Unemployment Benefits — General Issues
In addition to the Social Security program established to assist retired and disabled individuals, the Social Security Act of 1935 included a provision for a federal/state unemployment insurance program. This program provides payments to individuals who have lost their jobs, typically through no fault of their own. These payments, which are subject to certain eligibility requirements and are paid for through employer payroll taxes.
Unemployment benefits are paid out of a fund maintained for each state by the United States Treasury Department. Each state has its own system for determining and collecting taxes from employers. Some use a fixed rate method, by which all employers pay a fixed percentage of their total payroll. This rate will vary based on the state’s unemployment rate.

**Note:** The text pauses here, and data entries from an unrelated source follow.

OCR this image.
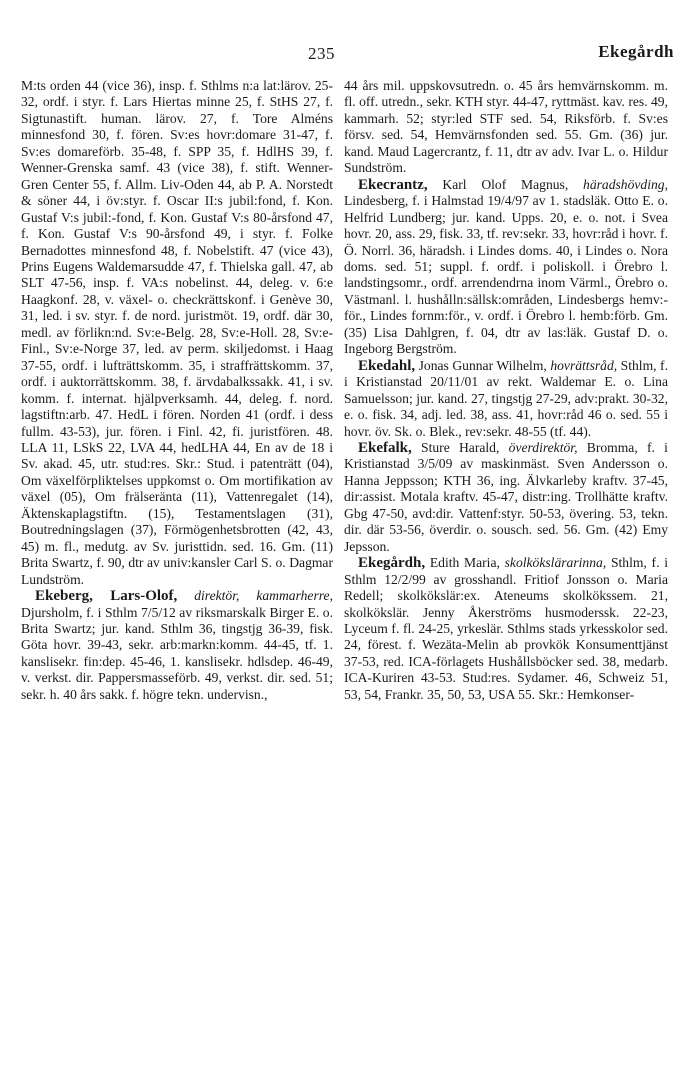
235	Ekegårdh

M:ts orden 44 (vice 36), insp. f. Sthlms n:a lat:lärov. 25-32, ordf. i styr. f. Lars Hiertas minne 25, f. StHS 27, f. Sigtunastift. human. lärov. 27, f. Tore Alméns minnesfond 30, f. fören. Sv:es hovr:domare 31-47, f. Sv:es domareförb. 35-48, f. SPP 35, f. HdlHS 39, f. Wenner-Grenska samf. 43 (vice 38), f. stift. Wenner-Gren Center 55, f. Allm. Liv-Oden 44, ab P. A. Norstedt & söner 44, i öv:styr. f. Oscar II:s jubil:fond, f. Kon. Gustaf V:s jubil:-fond, f. Kon. Gustaf V:s 80-årsfond 47, f. Kon. Gustaf V:s 90-årsfond 49, i styr. f. Folke Bernadottes minnesfond 48, f. Nobelstift. 47 (vice 43), Prins Eugens Waldemarsudde 47, f. Thielska gall. 47, ab SLT 47-56, insp. f. VA:s nobelinst. 44, deleg. v. 6:e Haagkonf. 28, v. växel- o. checkrättskonf. i Genève 30, 31, led. i sv. styr. f. de nord. juristmöt. 19, ordf. där 30, medl. av förlikn:nd. Sv:e-Belg. 28, Sv:e-Holl. 28, Sv:e-Finl., Sv:e-Norge 37, led. av perm. skiljedomst. i Haag 37-55, ordf. i lufträttskomm. 35, i straffrättskomm. 37, ordf. i auktorrättskomm. 38, f. ärvdabalkssakk. 41, i sv. komm. f. internat. hjälpverksamh. 44, deleg. f. nord. lagstiftn:arb. 47. HedL i fören. Norden 41 (ordf. i dess fullm. 43-53), jur. fören. i Finl. 42, fi. juristfören. 48. LLA 11, LSkS 22, LVA 44, hedLHA 44, En av de 18 i Sv. akad. 45, utr. stud:res. Skr.: Stud. i patenträtt (04), Om växelförpliktelses uppkomst o. Om mortifikation av växel (05), Om frälseränta (11), Vattenregalet (14), Äktenskaplagstiftn. (15), Testamentslagen (31), Boutredningslagen (37), Förmögenhetsbrotten (42, 43, 45) m. fl., medutg. av Sv. juristtidn. sed. 16. Gm. (11) Brita Swartz, f. 90, dtr av univ:kansler Carl S. o. Dagmar Lundström.

Ekeberg, Lars-Olof, direktör, kammarherre, Djursholm, f. i Sthlm 7/5/12 av riksmarskalk Birger E. o. Brita Swartz; jur. kand. Sthlm 36, tingstjg 36-39, fisk. Göta hovr. 39-43, sekr. arb:markn:komm. 44-45, tf. 1. kanslisekr. fin:dep. 45-46, 1. kanslisekr. hdlsdep. 46-49, v. verkst. dir. Pappersmasseförb. 49, verkst. dir. sed. 51; sekr. h. 40 års sakk. f. högre tekn. undervisn.,

44 års mil. uppskovsutredn. o. 45 års hemvärnskomm. m. fl. off. utredn., sekr. KTH styr. 44-47, ryttmäst. kav. res. 49, kammarh. 52; styr:led STF sed. 54, Riksförb. f. Sv:es försv. sed. 54, Hemvärnsfonden sed. 55. Gm. (36) jur. kand. Maud Lagercrantz, f. 11, dtr av adv. Ivar L. o. Hildur Sundström.

Ekecrantz, Karl Olof Magnus, häradshövding, Lindesberg, f. i Halmstad 19/4/97 av 1. stadsläk. Otto E. o. Helfrid Lundberg; jur. kand. Upps. 20, e. o. not. i Svea hovr. 20, ass. 29, fisk. 33, tf. rev:sekr. 33, hovr:råd i hovr. f. Ö. Norrl. 36, häradsh. i Lindes doms. 40, i Lindes o. Nora doms. sed. 51; suppl. f. ordf. i poliskoll. i Örebro l. landstingsomr., ordf. arrendendrna inom Värml., Örebro o. Västmanl. l. hushålln:sällsk:områden, Lindesbergs hemv:-för., Lindes fornm:för., v. ordf. i Örebro l. hemb:förb. Gm. (35) Lisa Dahlgren, f. 04, dtr av las:läk. Gustaf D. o. Ingeborg Bergström.

Ekedahl, Jonas Gunnar Wilhelm, hovrättsråd, Sthlm, f. i Kristianstad 20/11/01 av rekt. Waldemar E. o. Lina Samuelsson; jur. kand. 27, tingstjg 27-29, adv:prakt. 30-32, e. o. fisk. 34, adj. led. 38, ass. 41, hovr:råd 46 o. sed. 55 i hovr. öv. Sk. o. Blek., rev:sekr. 48-55 (tf. 44).

Ekefalk, Sture Harald, överdirektör, Bromma, f. i Kristianstad 3/5/09 av maskinmäst. Sven Andersson o. Hanna Jeppsson; KTH 36, ing. Älvkarleby kraftv. 37-45, dir:assist. Motala kraftv. 45-47, distr:ing. Trollhätte kraftv. Gbg 47-50, avd:dir. Vattenf:styr. 50-53, övering. 53, tekn. dir. där 53-56, överdir. o. sousch. sed. 56. Gm. (42) Emy Jepsson.

Ekegårdh, Edith Maria, skolkökslärarinna, Sthlm, f. i Sthlm 12/2/99 av grosshandl. Fritiof Jonsson o. Maria Redell; skolkökslär:ex. Ateneums skolkökssem. 21, skolkökslär. Jenny Åkerströms husmoderssk. 22-23, Lyceum f. fl. 24-25, yrkeslär. Sthlms stads yrkesskolor sed. 24, förest. f. Wezäta-Melin ab provkök Konsumenttjänst 37-53, red. ICA-förlagets Hushållsböcker sed. 38, medarb. ICA-Kuriren 43-53. Stud:res. Sydamer. 46, Schweiz 51, 53, 54, Frankr. 35, 50, 53, USA 55. Skr.: Hemkonser-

More and more, however, states are turning to a system known as experience rating. This system establishes a procedure in which every employer is given a rating based on the number of its former employees that have collected benefits. This rating is used to determine the specific employer’s tax. This “payment for risk” system has a number of benefits. First, it more fairly distributes the burden of funding unemployment insurance. Second, it makes employers more accountable. That is, it may serve to reduce the number of layoffs and terminations without cause and it encourages employers to speak out against fraudulent claims.

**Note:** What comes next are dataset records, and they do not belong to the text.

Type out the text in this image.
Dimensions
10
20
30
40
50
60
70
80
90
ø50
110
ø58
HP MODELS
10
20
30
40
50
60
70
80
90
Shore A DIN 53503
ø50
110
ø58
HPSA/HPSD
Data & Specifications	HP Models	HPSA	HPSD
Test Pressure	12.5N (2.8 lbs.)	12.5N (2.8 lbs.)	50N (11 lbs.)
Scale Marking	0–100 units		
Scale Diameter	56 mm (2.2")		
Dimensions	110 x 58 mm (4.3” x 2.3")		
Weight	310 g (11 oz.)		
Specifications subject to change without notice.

Eligibility for receiving unemployment benefits depends on a variety of factors. First, an individual must have worked in a job covered by the program. That is, the individual’s employer must be paying into the unemployment fund. Additionally, he must have worked to a certain extent within that position. (This amount may be based on time worked–hours, weeks–or on the amount a person has been paid in the time he worked.) He also must be able and willing to work.

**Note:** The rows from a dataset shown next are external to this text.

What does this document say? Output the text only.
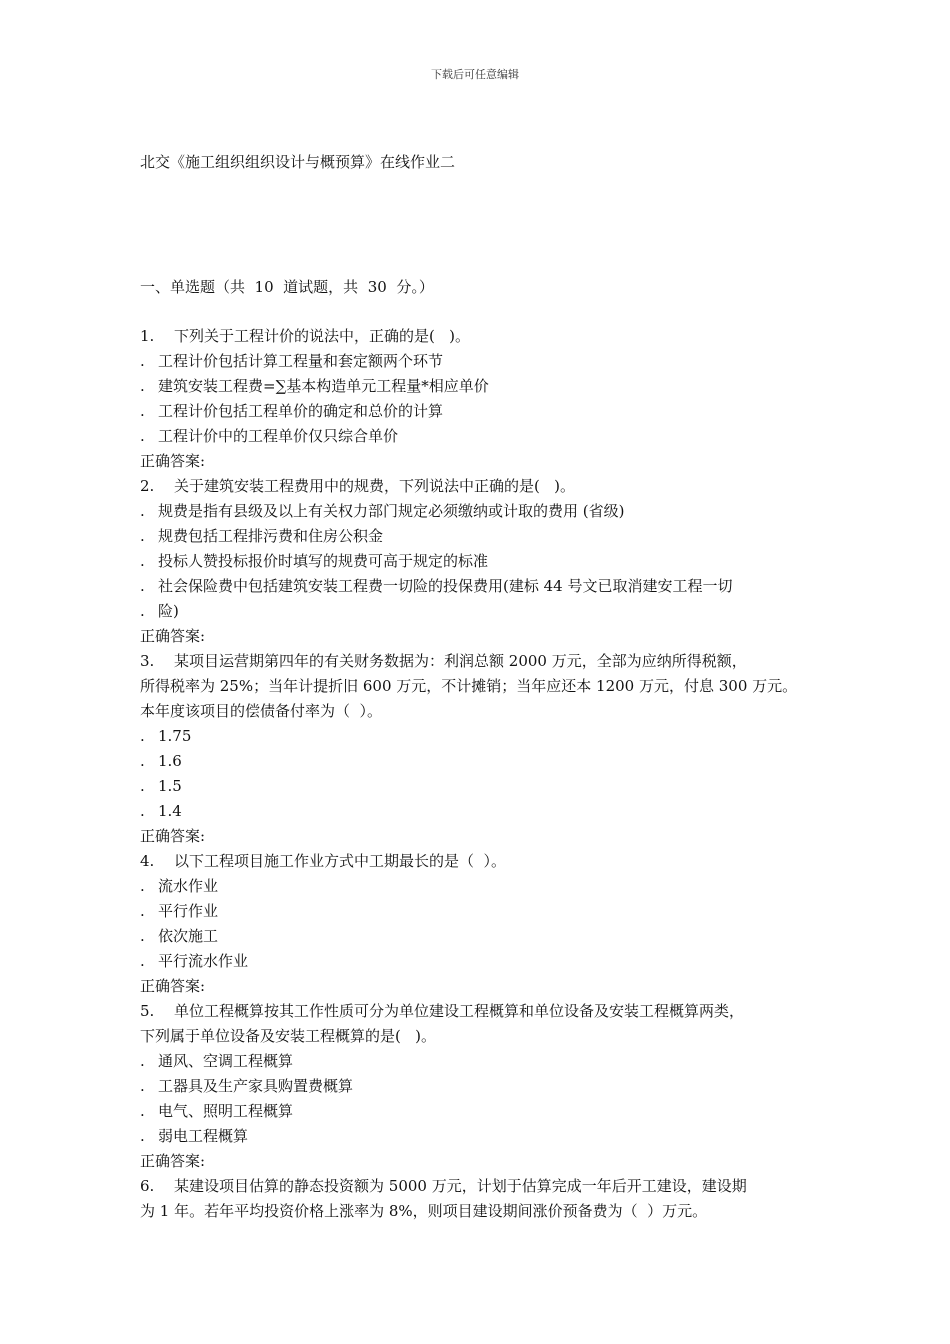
下载后可任意编辑
北交《施工组织组织设计与概预算》在线作业二
一、单选题（共  10  道试题，共  30  分。）
1. 下列关于工程计价的说法中，正确的是(   )。
. 工程计价包括计算工程量和套定额两个环节
. 建筑安装工程费=∑基本构造单元工程量*相应单价
. 工程计价包括工程单价的确定和总价的计算
. 工程计价中的工程单价仅只综合单价
正确答案:
2. 关于建筑安装工程费用中的规费，下列说法中正确的是(   )。
. 规费是指有县级及以上有关权力部门规定必须缴纳或计取的费用 (省级)
. 规费包括工程排污费和住房公积金
. 投标人赞投标报价时填写的规费可高于规定的标准
. 社会保险费中包括建筑安装工程费一切险的投保费用(建标 44 号文已取消建安工程一切
. 险)
正确答案:
3. 某项目运营期第四年的有关财务数据为：利润总额 2000 万元，全部为应纳所得税额，
所得税率为 25%；当年计提折旧 600 万元，不计摊销；当年应还本 1200 万元，付息 300 万元。
本年度该项目的偿债备付率为（  ）。
. 1.75
. 1.6
. 1.5
. 1.4
正确答案:
4. 以下工程项目施工作业方式中工期最长的是（  ）。
. 流水作业
. 平行作业
. 依次施工
. 平行流水作业
正确答案:
5. 单位工程概算按其工作性质可分为单位建设工程概算和单位设备及安装工程概算两类，
下列属于单位设备及安装工程概算的是(   )。
. 通风、空调工程概算
. 工器具及生产家具购置费概算
. 电气、照明工程概算
. 弱电工程概算
正确答案:
6. 某建设项目估算的静态投资额为 5000 万元，计划于估算完成一年后开工建设，建设期
为 1 年。若年平均投资价格上涨率为 8%，则项目建设期间涨价预备费为（  ）万元。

It is possible that an otherwise eligible person may be disqualified from receiving benefits. This is the case for a person who has been fired for misconduct or one who voluntarily quits his job without a good reason. Additionally, someone who refuses to accept an available position (without a good reason) may be denied benefits. An individual with substantial other income may also be disqualified.
What qualifies as a “good reason” for quitting a job or not accepting a new one varies from state to state. Some states allow benefits to a person who has left his job for compelling personal reasons, such as relocation of a spouse. Some limit eligibility to circumstances related to the job or employer. This would include a reduction in workforce as well as an employee resigning as a result of sexual harassment in the workplace.
In cases where an individual is denied unemployment benefits, he will be provided with a report that details how the state made such a determination. The report will also include a notation of the duration of the denial, which may be a set period of time or the entire time the individual is unemployed.